Exploring glycosylation of mucins with O-glycodomain reporters expressed in glycoengineered HEK293 cells

Mucins and glycoproteins with mucin-like regions contain densely O-glycosylated domains often found in tandem repeat (TR) sequences. These O-glycodomains have traditionally been difficult to characterize because of resistance to proteolytic digestion, and knowledge of positions of O-glycans is particularly limited for these regions. Mucin O-glycodomains are believed to contain important binding cues for endogenous lectin receptors and the microbiota, and it is important to develop strategies to characterize and produce these abundant molecules. Here, we took advantage of our recently developed glycoengineered cell-based platform for display and production of mucin TR reporters with custom designed O-glycosylation to characterize O-glycodomains derived from mucins and mucin-like glycoproteins. We combined intact mass and bottom-up site-specific analysis for mapping O-glycosites in MUC2, MUC20, MUC21, PSGL-1, and Syndecan-3. We found that all the potential Ser/Thr positions in these O-glycodomains were O-glycosylated when expressed in HEK293 SimpleCells (Tn-glycoform). Interestingly, while all the sites in TRs derived from secreted mucins were almost fully occupied, positions in TRs from a subset of transmembrane mucins were less efficiently processed. We further used the mucin TR reporters to characterize cleavage sites of the StcE and BT4244 glycoproteases, revealing a more restricted substrate specificities than reported. Finally, we used these for bottom-up analysis of isolated ovine submaxillary mucin (OSM) and identified the gene. The study provides insight into O-glycosylation of mucins and mucin-like domains and the strategies developed open up for wider analysis of native mucins.

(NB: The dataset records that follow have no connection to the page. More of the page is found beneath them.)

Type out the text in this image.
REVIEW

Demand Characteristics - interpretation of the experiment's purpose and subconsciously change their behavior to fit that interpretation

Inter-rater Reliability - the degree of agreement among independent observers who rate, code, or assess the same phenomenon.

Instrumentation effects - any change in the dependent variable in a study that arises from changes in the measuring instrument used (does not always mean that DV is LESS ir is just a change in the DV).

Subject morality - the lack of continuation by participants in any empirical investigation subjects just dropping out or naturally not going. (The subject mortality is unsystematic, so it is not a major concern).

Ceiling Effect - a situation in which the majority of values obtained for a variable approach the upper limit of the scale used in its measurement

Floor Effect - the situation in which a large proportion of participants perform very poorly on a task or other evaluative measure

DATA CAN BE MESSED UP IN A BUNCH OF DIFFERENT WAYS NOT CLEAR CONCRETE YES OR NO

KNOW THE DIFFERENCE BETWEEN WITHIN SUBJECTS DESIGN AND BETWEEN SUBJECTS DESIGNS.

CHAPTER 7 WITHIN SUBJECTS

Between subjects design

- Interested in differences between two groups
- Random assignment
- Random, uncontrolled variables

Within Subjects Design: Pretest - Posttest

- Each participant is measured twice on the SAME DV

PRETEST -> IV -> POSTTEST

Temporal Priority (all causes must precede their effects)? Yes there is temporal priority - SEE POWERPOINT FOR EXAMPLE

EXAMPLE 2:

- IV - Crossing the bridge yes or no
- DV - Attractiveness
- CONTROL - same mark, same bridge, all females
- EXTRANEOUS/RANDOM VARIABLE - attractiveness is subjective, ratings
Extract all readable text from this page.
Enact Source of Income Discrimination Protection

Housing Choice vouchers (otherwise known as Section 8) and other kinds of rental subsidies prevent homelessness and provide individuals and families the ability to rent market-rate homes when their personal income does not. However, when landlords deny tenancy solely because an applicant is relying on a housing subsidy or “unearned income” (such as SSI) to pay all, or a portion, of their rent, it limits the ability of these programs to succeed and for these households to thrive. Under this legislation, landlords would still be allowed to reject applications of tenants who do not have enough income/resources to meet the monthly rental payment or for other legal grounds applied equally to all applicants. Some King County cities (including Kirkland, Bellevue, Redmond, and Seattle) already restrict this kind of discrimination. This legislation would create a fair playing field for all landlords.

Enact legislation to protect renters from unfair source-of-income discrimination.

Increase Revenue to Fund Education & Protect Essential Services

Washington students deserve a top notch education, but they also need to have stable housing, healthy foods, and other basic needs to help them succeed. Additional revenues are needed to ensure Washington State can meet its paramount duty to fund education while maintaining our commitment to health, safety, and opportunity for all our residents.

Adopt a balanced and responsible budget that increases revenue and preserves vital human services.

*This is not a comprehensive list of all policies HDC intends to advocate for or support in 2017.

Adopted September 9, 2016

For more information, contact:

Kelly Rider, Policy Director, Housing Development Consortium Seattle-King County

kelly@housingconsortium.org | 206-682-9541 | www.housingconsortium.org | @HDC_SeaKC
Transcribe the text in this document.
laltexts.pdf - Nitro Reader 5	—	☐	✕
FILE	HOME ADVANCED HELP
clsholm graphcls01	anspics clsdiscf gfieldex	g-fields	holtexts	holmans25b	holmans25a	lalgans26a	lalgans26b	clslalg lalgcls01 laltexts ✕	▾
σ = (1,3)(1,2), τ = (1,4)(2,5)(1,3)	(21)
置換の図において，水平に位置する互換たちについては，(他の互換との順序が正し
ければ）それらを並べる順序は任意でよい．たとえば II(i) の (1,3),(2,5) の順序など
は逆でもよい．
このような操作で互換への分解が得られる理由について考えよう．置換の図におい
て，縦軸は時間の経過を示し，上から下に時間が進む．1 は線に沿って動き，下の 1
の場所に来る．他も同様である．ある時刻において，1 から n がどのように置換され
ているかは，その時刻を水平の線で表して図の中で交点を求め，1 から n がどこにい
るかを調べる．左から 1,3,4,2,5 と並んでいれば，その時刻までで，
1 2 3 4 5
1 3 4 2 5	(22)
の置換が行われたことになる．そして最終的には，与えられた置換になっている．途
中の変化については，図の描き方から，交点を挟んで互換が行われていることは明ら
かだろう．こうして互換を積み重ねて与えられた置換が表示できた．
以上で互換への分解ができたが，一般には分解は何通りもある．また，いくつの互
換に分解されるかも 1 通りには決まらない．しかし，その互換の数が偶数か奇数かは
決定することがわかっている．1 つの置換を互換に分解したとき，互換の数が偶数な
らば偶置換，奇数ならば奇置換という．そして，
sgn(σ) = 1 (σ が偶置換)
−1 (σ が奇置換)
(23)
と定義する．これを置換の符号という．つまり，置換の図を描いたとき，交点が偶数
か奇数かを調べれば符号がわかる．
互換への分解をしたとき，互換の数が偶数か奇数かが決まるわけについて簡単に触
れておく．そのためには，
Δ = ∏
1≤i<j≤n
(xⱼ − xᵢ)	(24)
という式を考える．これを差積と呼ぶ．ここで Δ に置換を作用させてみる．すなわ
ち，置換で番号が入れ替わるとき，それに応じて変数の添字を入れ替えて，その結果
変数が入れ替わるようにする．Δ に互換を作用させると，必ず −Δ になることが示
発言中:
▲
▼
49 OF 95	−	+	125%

黏蛋白及带有黏蛋白样区域的糖蛋白，其序列中常包含密集O-糖基化结构域，这类结构域多存在于串联重复（tandem repeat, TR）序列内。传统上，这类O-糖基化结构域（O-glycodomains）因耐受蛋白水解酶解而难以进行表征，且针对这些区域的O-聚糖（O-glycans）位点信息尤为匮乏。人们认为黏蛋白O-糖基化结构域包含内源性凝集素受体与微生物群识别的关键结合基序，因此开发表征及制备这类丰度较高分子的策略具有重要意义。本研究借助我们近期开发的糖工程化细胞展示与生产平台，该平台可用于制备带有定制化O-糖基化修饰的黏蛋白TR报告分子，以此对源自黏蛋白及黏蛋白样糖蛋白的O-糖基化结构域进行表征。我们结合完整质谱质量分析与自下而上位点特异性分析（bottom-up site-specific analysis）技术，对MUC2、MUC20、MUC21、PSGL-1以及Syndecan-3中的O-糖基化位点（O-glycosites）进行定位。我们发现，当这些O-糖基化结构域在HEK293 SimpleCells（Tn糖型（Tn-glycoform））中表达时，其所有潜在的丝氨酸/苏氨酸位点均发生了O-糖基化修饰。值得注意的是，尽管源自分泌型黏蛋白的TR序列中所有位点几乎均被完全修饰，但部分跨膜黏蛋白的TR序列位点的糖基化修饰效率相对较低。我们进一步利用黏蛋白TR报告分子对StcE与BT4244糖蛋白酶（glycoproteases）的切割位点进行表征，结果显示其底物特异性较此前报道更为受限。最后，我们将该体系用于分离得到的羊颌下腺黏蛋白（ovine submaxillary mucin, OSM）的自下而上蛋白质组分析，并成功鉴定出其编码基因。本研究为黏蛋白及黏蛋白样结构域的O-糖基化修饰研究提供了新见解，所开发的策略也为天然黏蛋白（native mucins）的更广泛分析提供了可行路径。